Quach Manh Hao, a lecturer at the University of Lincoln, England, assessed that the U.S. Federal Reserve (Fed) will sooner or later raise its policy interest rate, either rapidly or gradually. The Fed’s moves will cause investors to repatriate the cheap greenback to the U.S.
China has been preparing for this capital flight by devaluing the Chinese yuan since August and preventing capital from flowing out of its onshore stock market, the economist said.
Vietnam is not immune to this financial turmoil, evidenced by downward pressures on the dong, he said.
“When cheap capital came to Vietnam years ago, the USD/VND rate was stable and the State Bank of Vietnam was able to enrich its forex reserves. On the contrary, given the capital flight now, Vietnam needs to weaken the dong to retain the reserve fund. In short, there are two choices: To safeguard the forex reserves or to keep the forex rate stable,” he noted.

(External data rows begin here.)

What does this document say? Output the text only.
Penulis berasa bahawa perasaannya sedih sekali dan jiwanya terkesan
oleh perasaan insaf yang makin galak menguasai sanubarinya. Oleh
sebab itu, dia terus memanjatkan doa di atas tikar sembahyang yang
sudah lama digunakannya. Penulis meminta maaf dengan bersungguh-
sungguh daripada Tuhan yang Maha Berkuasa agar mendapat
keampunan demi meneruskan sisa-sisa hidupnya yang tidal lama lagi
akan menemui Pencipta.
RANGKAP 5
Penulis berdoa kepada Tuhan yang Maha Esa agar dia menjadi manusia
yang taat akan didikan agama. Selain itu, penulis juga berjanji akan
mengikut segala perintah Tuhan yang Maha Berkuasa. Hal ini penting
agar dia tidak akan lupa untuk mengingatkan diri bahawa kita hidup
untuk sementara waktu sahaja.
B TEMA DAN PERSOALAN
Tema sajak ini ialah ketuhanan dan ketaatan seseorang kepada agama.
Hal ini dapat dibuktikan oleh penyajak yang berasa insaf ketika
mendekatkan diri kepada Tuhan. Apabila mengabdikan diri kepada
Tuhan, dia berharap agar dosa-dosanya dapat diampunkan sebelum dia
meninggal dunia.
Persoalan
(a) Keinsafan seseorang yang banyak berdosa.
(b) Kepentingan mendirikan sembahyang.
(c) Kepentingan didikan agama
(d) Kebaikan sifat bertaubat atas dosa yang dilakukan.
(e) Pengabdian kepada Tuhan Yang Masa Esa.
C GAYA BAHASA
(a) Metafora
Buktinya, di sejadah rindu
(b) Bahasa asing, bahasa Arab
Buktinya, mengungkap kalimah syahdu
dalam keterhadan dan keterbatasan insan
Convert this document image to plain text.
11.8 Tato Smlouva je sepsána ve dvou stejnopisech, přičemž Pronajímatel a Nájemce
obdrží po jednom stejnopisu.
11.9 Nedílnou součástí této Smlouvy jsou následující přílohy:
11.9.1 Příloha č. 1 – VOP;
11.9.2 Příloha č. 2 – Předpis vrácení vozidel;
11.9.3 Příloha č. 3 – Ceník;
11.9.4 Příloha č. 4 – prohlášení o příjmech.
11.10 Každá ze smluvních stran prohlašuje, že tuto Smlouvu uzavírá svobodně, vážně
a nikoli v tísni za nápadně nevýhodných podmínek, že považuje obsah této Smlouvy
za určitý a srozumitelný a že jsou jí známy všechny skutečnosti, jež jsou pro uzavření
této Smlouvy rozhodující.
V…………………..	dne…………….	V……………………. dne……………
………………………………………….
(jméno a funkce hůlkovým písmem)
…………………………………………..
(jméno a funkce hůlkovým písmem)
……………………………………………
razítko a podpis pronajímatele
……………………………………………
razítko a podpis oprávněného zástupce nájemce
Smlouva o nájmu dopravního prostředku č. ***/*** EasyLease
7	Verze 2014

Market forces could lead to a 5%-10% depreciation of the dong in 2016. However, the SBV will likely intervene to make the weakening at 5%, Mr. Hao stressed.
Ho Chi Minh City Securities Corp (HSC), among the top brokerage houses in Vietnam, reckoned that the SBV was unlikely to adjust the USD/VND rate in the coming weeks and may pump foreign currencies into the market instead.
“We forecast the USD/VND rate to be adjusted [weakened] by 5% in 2016 and the SBV may revise its policy after the Tet holiday [which falls in early February],” said HSC in its report released on Dec. 15.
In a related development, the SBV raised the buying price of USD by 90 dong to 21,890 dong a dollar on Dec. 15, while keeping the selling price unchanged at 22,475 dong.
The selling price of the greenback has remained at the upper limit of 22,547 dong a dollar at banks on Wednesday morning.